Join the conversation about class and gender in relation to free time.
In connection with the exhibition Living Dead Time, the Museum of Contemporary Art invites you to the second conversation about Free Time.
The conversation takes its starting point in the exhibition, where the Italian artist Danilo Correale explores new perspectives to what is often understood as unproductive and examines the meaning of the things we do when we are not working.
In the conversation we will discuss free time and work in relation to class and gender in order to investigate to what extent we are truly free to be inactive. Is the resistance or refusal to work a privilege of the few or a right for all? We also look at the diverse conceptions of both work and free time in the world today, and ask how universal this movement is.
The international panel consists of: the Italian-Swedish documentary film director, Erik Gandini, the English professor in gender, technology and cultural politics, Helen Hester and the artist behind the exhibition, Danilo Correale.
The event takes place in the exhibition, and prior to this, it will be possible to participate in a brief introduction to the exhibition at 16.30 with the artist, Danilo Correale and the curator, Christian Skovbjerg Jensen, who also moderates the conversation.
The conversation will be in English.
Program
4:30 PM: Brief introduction to the exhibition by curator Christian Skovbjerg Jensen and artist Danilo Correale
5:00 PM: Panel discussion with Erik Gandini, Helen Hester, and Danilo Correale – moderated by Christian Skovbjerg Jensen
6:30 PM: Thank you for today!
We will serve coffee and cake along the way
Practical information
Address
Strandvænget 45, 4000 Roskilde
FREE ADMISSION
Transportation From Roskilde Station
Bus: 207 towards Osted. (Bus stop in front of Føtex.) Get off at Vesthospitalet/Kurhuset.
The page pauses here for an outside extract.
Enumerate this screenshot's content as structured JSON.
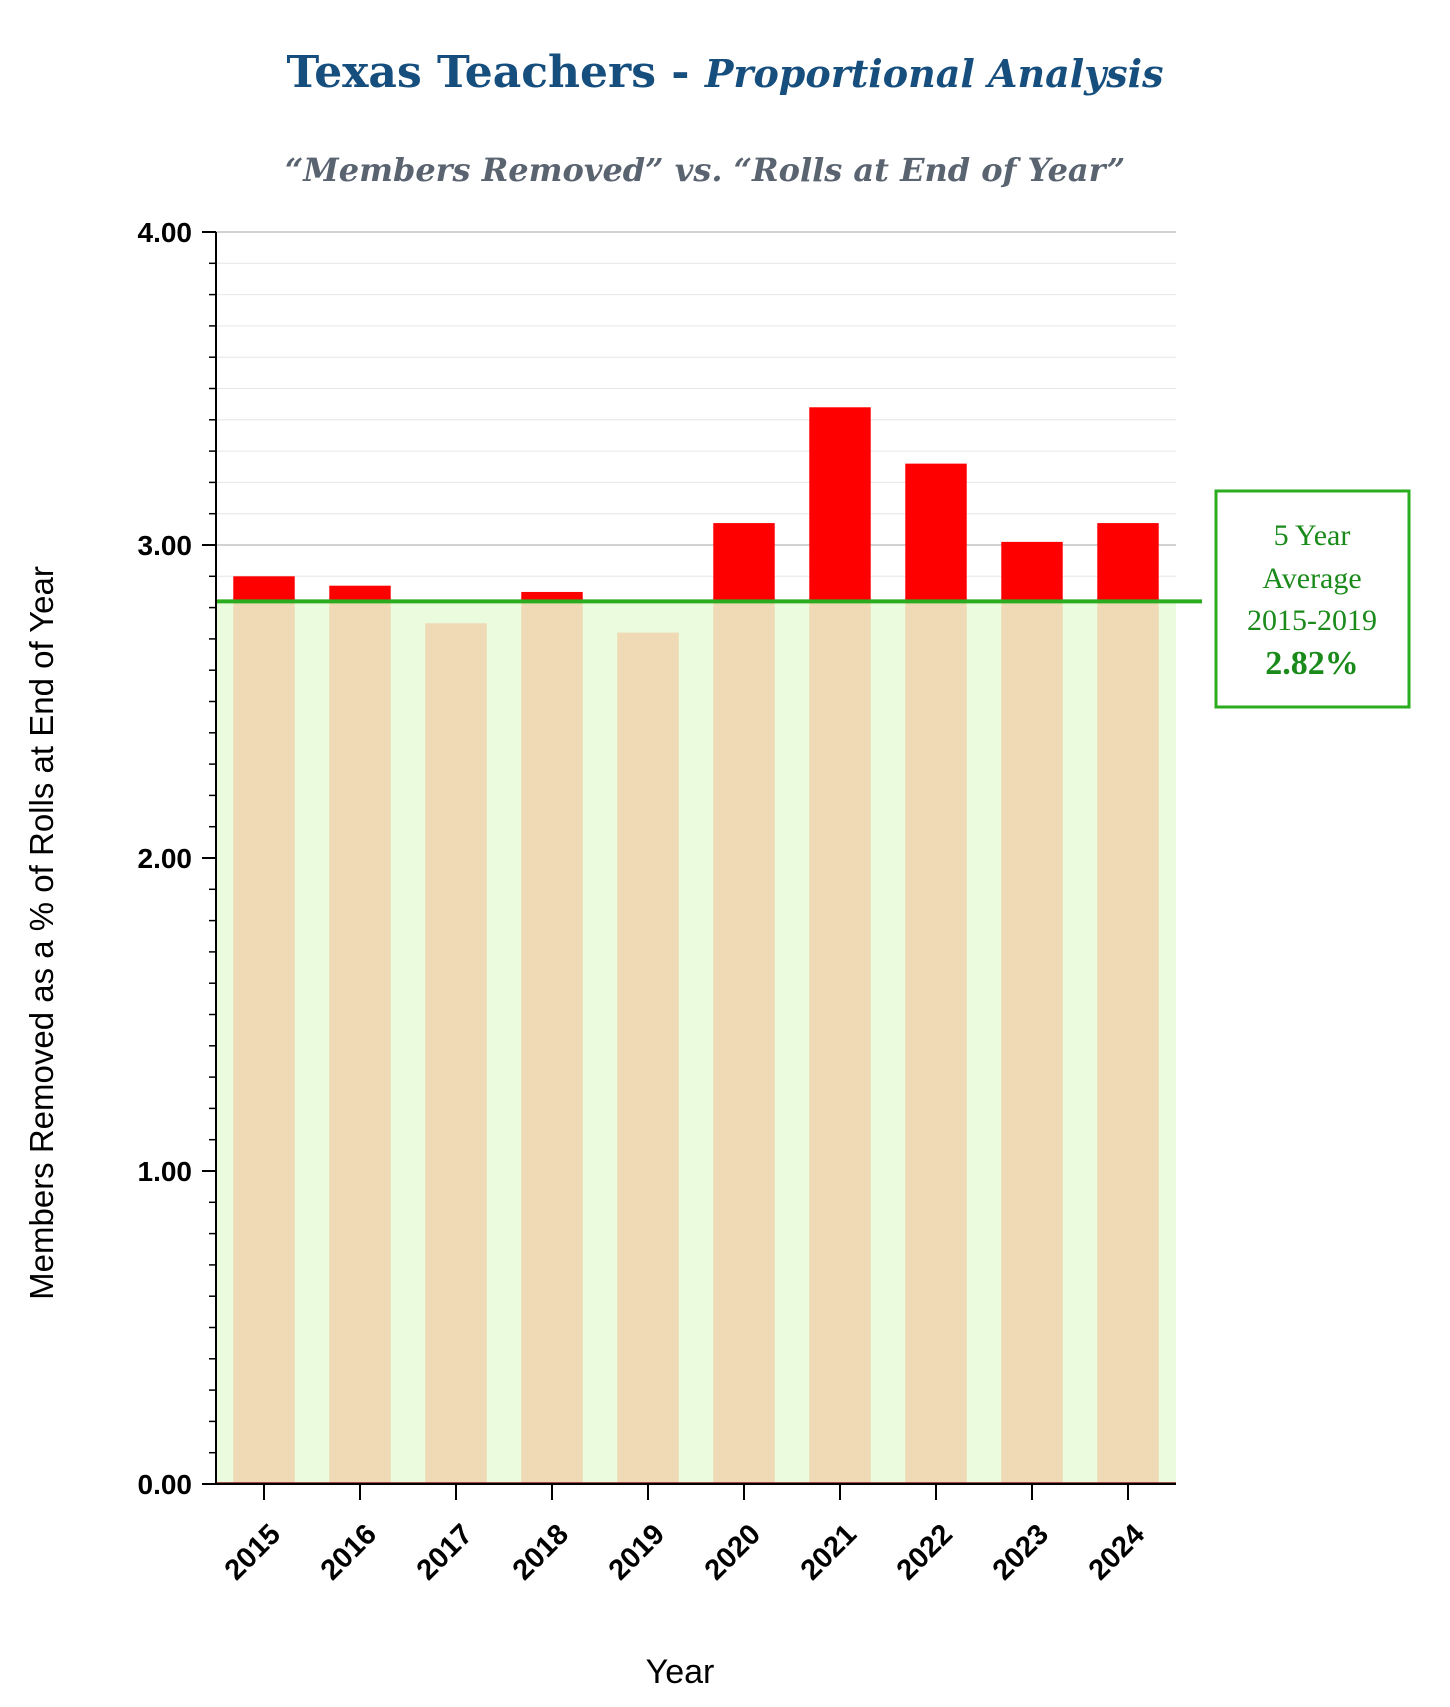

Bicycle: Search for Strandvænget 45, 4000 Roskilde, in Google Maps (Centralmagasinet)
Car: Free parking.
Danilo Correale (b.1982, he/him) is an Italian artist living and working in New York. In his works, Correale critically approaches the conditions of living in our late-capitalist society. Correale’s extensive research and work with phenomena like sleep, free time, and work in the twenty-first century represent an inexhaustible source of new works and projects. Hence Correale’s artistic work is often influenced by, and adapted to, special invitations and site-specific spaces – as for example, Living Dead Time, where the work Free Time has been translated into Danish.
Photo: Giuseppe_CicalaD
Erik Gandini (b. 1967, he/him) is an Italian-Swedish film director, writer, producer and professor of documentary film at Stockholm University of the Arts. He has produced and directed a number of internationally acclaimed documentaries including The Swedish Theory of Love, Videocracy and his latest film After Work, where he traveled the world to investigate our different ideas about work.
Helen Hester (b. 1983, she/her) is Professor of Gender, Technology and Cultural Politics at the University of West London. Her research interests include technofeminism, sexuality studies, and theories of social reproduction. Her recent publications include: After Work: A History of the Home and the Fight for Free Time (with Nick Srnicek, Verso, 2023), Xenofeminism (Polity, 2018) and Beyond Explicit: Pornography and the Displacement of Sex (SUNY Press, 2014). Her latest book, Post-Work: What it is, why it matters, and how we get there (with Will Stronge) will be out with Bloomsbury later this year.